Cela démontre la réticence de nombreux interlocuteurs, sourds comme entendants face aux solutions tout automatiques.

Je voudrais également pointer un autre problème du CRT notamment lorsqu’on choisit la solution avec interprète LSF : le temps d’attente trop long. Je me retrouve fréquemment à avoir une cinquantaine de personnes devant moi ; Attendre pour finalement tomber sur un répondeur, que c’est agaçant ! La qualité des interprètes LSF est là mais pas la quantité. Cela montre au moins le vrai besoin du CRT chez les personnes sourdes. 

Photo de Jean, 64 ans, Neuilly sur Seine, adhérent de l'ANPSA et extrait de son témoignage : Je veux pouvoir appeler un service unique et peu importe qui l’honore. Et que je n’obtienne pas ce service après 3 heures et 3 échecs.
Jean, 64 ans, Neuilly-sur-Seine – ANPSA

Donnez-nous la possibilité d’appeler un numéro unique sans savoir qui sera derrière… Sur le même principe que ce qui se passe avec le réseau téléphonique mobile et les réseaux fibres internet…tel endroit, c’est payé à Orange, tel endroit, c’est Bouygues… Dans telle résidence, c’est Sfr ou Free pour la fibre, etc. Ce n’est pas notre problème. Nous, on veut appeler un numéro unique. Nous voulons un service et peu importe qui l’honore. Et qu’on n’obtienne pas ce service trois heures après, après trois échecs. 
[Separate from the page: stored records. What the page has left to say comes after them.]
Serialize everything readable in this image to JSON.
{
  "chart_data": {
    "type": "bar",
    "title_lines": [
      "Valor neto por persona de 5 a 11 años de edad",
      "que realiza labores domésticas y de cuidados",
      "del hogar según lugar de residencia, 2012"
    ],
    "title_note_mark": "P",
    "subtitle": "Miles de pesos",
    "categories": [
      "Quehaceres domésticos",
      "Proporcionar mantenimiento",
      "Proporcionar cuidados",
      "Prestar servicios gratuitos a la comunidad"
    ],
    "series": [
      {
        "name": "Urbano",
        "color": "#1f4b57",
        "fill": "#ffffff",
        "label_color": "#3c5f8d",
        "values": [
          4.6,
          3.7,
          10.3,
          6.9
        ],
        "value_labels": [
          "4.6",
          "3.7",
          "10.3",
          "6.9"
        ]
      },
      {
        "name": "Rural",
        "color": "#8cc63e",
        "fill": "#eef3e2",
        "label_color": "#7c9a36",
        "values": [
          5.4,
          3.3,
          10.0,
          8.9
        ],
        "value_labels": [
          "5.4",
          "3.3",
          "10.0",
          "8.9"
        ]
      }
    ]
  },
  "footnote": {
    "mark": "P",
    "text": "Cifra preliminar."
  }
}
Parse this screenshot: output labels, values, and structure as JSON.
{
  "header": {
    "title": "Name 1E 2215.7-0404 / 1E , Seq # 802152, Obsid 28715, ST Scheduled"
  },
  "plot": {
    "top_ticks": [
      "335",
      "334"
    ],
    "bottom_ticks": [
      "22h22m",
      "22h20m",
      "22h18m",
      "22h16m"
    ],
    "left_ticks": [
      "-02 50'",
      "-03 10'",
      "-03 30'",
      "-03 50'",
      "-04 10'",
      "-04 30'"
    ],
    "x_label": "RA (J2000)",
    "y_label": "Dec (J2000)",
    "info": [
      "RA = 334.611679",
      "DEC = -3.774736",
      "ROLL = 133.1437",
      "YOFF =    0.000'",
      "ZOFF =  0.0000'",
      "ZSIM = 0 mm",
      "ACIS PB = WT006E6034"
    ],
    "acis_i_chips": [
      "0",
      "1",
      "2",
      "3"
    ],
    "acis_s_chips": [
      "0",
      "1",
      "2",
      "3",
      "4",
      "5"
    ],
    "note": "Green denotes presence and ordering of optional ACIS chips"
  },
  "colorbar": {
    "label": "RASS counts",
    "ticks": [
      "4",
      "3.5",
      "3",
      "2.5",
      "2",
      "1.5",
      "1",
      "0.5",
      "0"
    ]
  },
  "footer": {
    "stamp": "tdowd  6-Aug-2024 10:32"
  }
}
J’exprime un peu ma colère, je l’exprime rarement, mais il faut qu’on avance, qu’on obtienne une solution claire et nette. On a de nombreux exemples sur ce terrain dans le numérique qui fonctionne. Seule la mauvaise volonté de certaines entreprises de services (téléphonie et/ou Crt) empêche la réalisation de ce projet qui peut être vitale pour certains d’entre nous comme appeler les pompiers pour un incendie…

Photo de Claude, 78 ans, Tours-en-Vimeu, adhérent de l'Unapeda et extrait de son témoignage : Attendre 30 minutes qu’on prenne mon appel - quand ça ne coupe pas - alors que j’ai une urgence est insupportable.
Souvent, je dois faire appel à mes enfants pour téléphoner à ma place.